Подали кофе, булочки и масло. Жерех был, разумеется, не против сожрать что-нибудь посущественней, но пришлось довольствоваться тем, что предлагают.
— Мы остановились тут неподалеку, в гостинице, — сказал, прощаясь, Костя, причем назвав ту самую гостиницу, где остановилась и Вера Георгиевна. Не проведи она эту ночь в кладовке у Шварценберга, они бы наверняка встретились. Так что, посадив новоявленную тещу под домашний арест, Генрих возможно спас её от гораздо более крупных неприятностей. — Вот наш номер телефона. Позвоните нам, когда фрау Барбара выздоровеет и сможет восстановить справедливость.
— О да, разумеется, господа! — уверил их Генрих, крепко пожимая руки обоим гостям. Но при этом на Муромцева он бросил довольно неодобрительный, укоризненный взгляд. Не нравился ему этот странный господин, ну никак не нравился. Подобные типусы были вне его понимания.
Стук из кладовки же тем временем становился все сильнее.
— Прошу, господа, — улыбался Генрих, провожая гостей и не обращая ни малейшего внимания на эти звуки. Жерех же подозрительно взглянул на Костю.
— Прошу, прошу, — уже начинал подталкивать гостей к выходу Генрих, и, наконец, за ними захлопнулась дверь.

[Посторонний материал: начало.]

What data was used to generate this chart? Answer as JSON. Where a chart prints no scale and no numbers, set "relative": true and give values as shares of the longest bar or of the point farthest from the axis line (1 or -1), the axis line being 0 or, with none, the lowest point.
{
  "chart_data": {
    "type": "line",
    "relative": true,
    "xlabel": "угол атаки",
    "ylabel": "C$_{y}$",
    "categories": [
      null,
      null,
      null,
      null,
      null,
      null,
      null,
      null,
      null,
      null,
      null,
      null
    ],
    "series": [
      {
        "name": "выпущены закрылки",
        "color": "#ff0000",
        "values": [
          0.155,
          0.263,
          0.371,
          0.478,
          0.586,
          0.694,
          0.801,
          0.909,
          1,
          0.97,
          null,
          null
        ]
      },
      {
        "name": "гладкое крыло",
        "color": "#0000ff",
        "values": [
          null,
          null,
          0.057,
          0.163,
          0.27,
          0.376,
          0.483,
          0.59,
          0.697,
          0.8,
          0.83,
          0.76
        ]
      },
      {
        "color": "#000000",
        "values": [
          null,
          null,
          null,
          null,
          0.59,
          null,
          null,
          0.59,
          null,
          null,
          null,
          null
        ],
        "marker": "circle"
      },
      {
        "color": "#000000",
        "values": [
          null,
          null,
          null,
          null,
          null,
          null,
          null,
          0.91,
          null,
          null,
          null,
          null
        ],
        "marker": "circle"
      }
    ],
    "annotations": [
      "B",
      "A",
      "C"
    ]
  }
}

… — Что вы стучите, черт побери? — подошел к двери Генрих. — Приходили по вашу душу, глупая вы женщина. Вас хотят арестовать, понимаете вы это, наконец? Я вас не выдал из любви к бедной Барбаре, а вы стучите и стучите. И кричите ещё что-то, хорошо, что они не смогли ничего разобрать, ещё слава Богу, что вы кричали не на родном языке…
— Теперь-то они ушли?
— Теперь ушли.
— Так выпускайте же меня отсюда!
— Завтрак вам подадут туда, фрау. Выпускать же вас все равно, что выпускать джина из бутылки. Опасно, фрау Вера.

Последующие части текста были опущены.